Sometimes that's easier said than done, of course. When the stress-o-meter starts to spike, then it's time to talk to someone else about the fears and frustrations that come with caregiving. Call a good friend, or check out local caregiver groups or caregiver forums and talk with others who've had to deal with similar situations. You need someone to vent to. Life is changing on you, and no doubt you feel scared and anxious. Most of us don't want our spouses to change, get sick, and, though I hate to say it, die. We freak. We try to control, manipulate, bargain. We somehow believe, "If you'll just do this, then that other bad thing won't happen." But life's not like that. We can't stop the changes, and we can't "fix" or control anyone -- and, yes, disease and loss are part of the tapestry of what it means to be alive. So talk to a good friend. Pour out your fears and doubts to someone who'll listen and who'll urge you to stop being so hard on yourself and everybody else.
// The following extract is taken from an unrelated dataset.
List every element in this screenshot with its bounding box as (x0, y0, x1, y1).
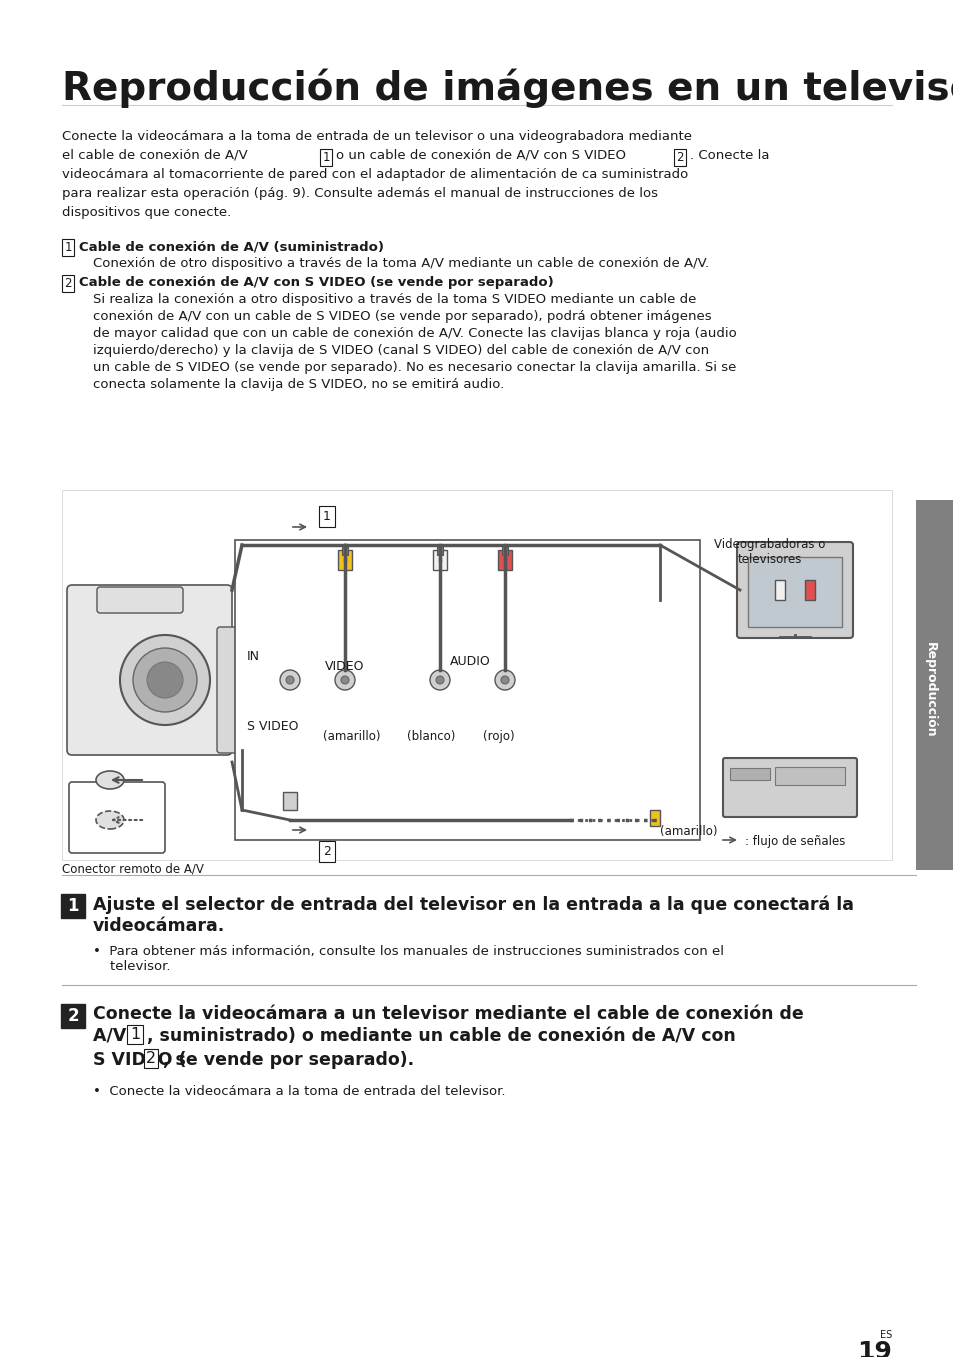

Finally, when it comes to your husband, I encourage you to remember to switch off your caregiver side and slip back into being his wife. Nobody wants to be married to -- or become -- Nurse Ratched. Both of you are under such stress; remember to be each other's relief. There's nothing like the companionship, strength, and sweetness that comes with someone who's known you for so long. When you go out to eat, act like you're on a date, and don't talk about money or health or any other hot-button topics you two usually fuss about. Talk about a movie you want to see or an upcoming weekend trip or reunion.

Get back to being a couple. It's too easy to become so engulfed in all the worries and issues that come with caregiving that you forget that your relationship needs to be nurtured in order to reap the benefits.